Os Municípios Portugueses nos Séc. XIII a XVI

Estudos de História Humberto Baquero Mureno
Editorial Presença
Miranda do  Douro – 1379

Passou a servir de couto para duzentos homiziados por carta régia de 4 de Fevereiro de 1379, a qual foi outorgada pelo rei D. Fernando. A razão invocada a favor da sua criação derivava da circunstancia de se encontrar na fronteira com Castela e daí a vantagem de ser aumentada a sua população, para poder ser «Melhor defesa». 

D. João I ordenou em 4 de Agosto de 1406 que os homiziados das comarcas de Entre-Douro-e-Minho e Trás-os-Montes se acolhessem ao couto de Miranda.

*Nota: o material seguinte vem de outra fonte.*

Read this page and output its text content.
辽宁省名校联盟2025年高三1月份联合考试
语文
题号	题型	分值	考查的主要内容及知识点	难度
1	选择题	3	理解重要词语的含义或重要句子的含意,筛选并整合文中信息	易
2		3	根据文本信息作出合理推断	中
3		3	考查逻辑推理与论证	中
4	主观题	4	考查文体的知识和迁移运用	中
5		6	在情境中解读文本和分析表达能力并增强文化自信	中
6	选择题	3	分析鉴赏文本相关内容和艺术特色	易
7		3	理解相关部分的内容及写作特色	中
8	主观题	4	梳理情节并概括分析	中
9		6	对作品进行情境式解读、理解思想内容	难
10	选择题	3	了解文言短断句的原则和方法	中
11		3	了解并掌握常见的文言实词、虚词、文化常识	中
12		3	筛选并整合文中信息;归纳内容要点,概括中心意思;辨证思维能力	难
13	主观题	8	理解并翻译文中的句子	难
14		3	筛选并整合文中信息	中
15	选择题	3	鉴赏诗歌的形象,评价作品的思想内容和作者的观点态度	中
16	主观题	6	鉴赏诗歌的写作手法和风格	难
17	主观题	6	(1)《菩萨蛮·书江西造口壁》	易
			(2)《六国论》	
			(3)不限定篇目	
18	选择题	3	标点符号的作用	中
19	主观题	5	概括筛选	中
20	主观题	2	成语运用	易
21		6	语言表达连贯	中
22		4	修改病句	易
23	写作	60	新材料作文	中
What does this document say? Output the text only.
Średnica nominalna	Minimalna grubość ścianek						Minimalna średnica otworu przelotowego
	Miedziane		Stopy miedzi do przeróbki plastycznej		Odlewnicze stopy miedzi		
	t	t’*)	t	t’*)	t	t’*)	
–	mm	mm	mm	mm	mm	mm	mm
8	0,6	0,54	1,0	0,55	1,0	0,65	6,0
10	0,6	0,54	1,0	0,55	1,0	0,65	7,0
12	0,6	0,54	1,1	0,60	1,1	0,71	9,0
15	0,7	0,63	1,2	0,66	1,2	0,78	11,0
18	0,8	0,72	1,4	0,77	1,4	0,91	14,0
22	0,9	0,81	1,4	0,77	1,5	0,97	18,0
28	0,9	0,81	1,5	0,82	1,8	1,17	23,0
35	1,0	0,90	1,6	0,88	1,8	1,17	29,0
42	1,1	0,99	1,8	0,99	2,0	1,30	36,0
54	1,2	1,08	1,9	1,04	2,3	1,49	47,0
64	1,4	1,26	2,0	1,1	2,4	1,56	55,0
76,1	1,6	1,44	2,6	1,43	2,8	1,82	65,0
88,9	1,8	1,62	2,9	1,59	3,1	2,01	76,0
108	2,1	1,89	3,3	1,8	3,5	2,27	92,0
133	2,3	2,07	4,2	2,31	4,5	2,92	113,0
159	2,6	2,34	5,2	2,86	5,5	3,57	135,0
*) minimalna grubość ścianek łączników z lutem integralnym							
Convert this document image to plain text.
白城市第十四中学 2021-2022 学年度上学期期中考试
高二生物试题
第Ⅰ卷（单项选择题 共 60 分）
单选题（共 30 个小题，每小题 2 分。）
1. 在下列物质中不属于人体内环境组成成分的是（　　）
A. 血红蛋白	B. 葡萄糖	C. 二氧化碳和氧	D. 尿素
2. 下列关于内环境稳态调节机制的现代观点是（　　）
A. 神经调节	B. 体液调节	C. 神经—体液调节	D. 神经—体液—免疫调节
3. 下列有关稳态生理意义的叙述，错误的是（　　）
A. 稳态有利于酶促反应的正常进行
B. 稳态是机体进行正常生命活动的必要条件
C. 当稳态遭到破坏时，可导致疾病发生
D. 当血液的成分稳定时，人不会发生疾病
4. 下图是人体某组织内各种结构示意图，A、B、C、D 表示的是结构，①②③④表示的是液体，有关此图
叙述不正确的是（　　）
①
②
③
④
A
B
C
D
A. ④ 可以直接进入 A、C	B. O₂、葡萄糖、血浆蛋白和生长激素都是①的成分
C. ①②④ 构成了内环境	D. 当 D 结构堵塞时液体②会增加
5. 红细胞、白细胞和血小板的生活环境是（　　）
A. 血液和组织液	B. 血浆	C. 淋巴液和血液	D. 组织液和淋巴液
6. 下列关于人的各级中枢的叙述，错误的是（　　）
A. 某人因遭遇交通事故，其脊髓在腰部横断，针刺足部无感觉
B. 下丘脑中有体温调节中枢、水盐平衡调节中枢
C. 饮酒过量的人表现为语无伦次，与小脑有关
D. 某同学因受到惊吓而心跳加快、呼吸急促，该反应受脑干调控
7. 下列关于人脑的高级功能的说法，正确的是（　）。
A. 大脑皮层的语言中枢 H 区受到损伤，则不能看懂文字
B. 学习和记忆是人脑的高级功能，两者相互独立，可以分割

Nesse mesmo ano, a 14 de Novembro, com o fim de que a vila fosse melhor povoada, estabeleceu o rei «que ataa sasenta vizinhos naturaaes da nossa terra, que som homjziados por malleficios que fosem feictos ante hữu ano da feitura desta carta, se se quiserem hir morar e pobrar aa dicta villa de Mjranda posam star e viuer e andar seguramente em a dicta villa e seu termo, comtanto que os dictos malleficios nom seiam de mortes de homeens ou de molheres ou nom seiam feitos a aleyue nem a treirvam; E outrossy mandamos que esses homjziados que se hi forem morar e pobrar aa dicta villa possam auer licenlça de dous meses cada ano, pera hirem per nosso senhorio pera hir ueer seus beens ou baratar seus mantijmentos e que esta licenlça the Seia dada per os Jujzes da dicta villa e procurador e homens boons per scriptura pruuica. E que quando assy forem per a dicta licenlça nom seiam presos nem acusados nem demandados nem embargados nem !he seia feito outro nenhữu mal nem desaguisado emquanto durar o tempo da dicta licenlça per razam dos dictos malleficios». Tornou o fundador da dinastia de Avis a insistir em relação a este couto. Desta vez, por carta de 15 de Maio de 1408, estipulava que os homiziados que andassem em Castela poderiam acolher-se à sua sombra. Apenas ficavam excluidos os inculpados em aleive e traição, ou os que «cometeram algữus malleficios comtra os trautos das tregoas que ora ssam postas amtre nos e ElRey de Castella». e ainda os que «andamdo ate ora em Castella vieram a nossa terra fazer guerra».

Os privilegios outorgados por D. João I ao couto de Miranda foram confirmados por D. João II em 21 e em 23 de Novembro de 1486. Idêntico critério foi posta em execução por D. Manuel em 18 de Junho de 1496, muito embora alargasse a sua proibição em relação ao hereje, falsificador de dinheiro, sodomita e violador da paz. As suas Ordenações mantinham as prerrogativas deste couto. Finalmente, D. João III confirmou esses privilégios em 17 de Outubro e 4 de Novembro de 1525. Nesta Ultima carta acrescentava este rei «que quando os juízes derem Licença aos omjziados polos quatro meses, decrarem que nom poderam entrar na corte nem nos logares dos maleficios».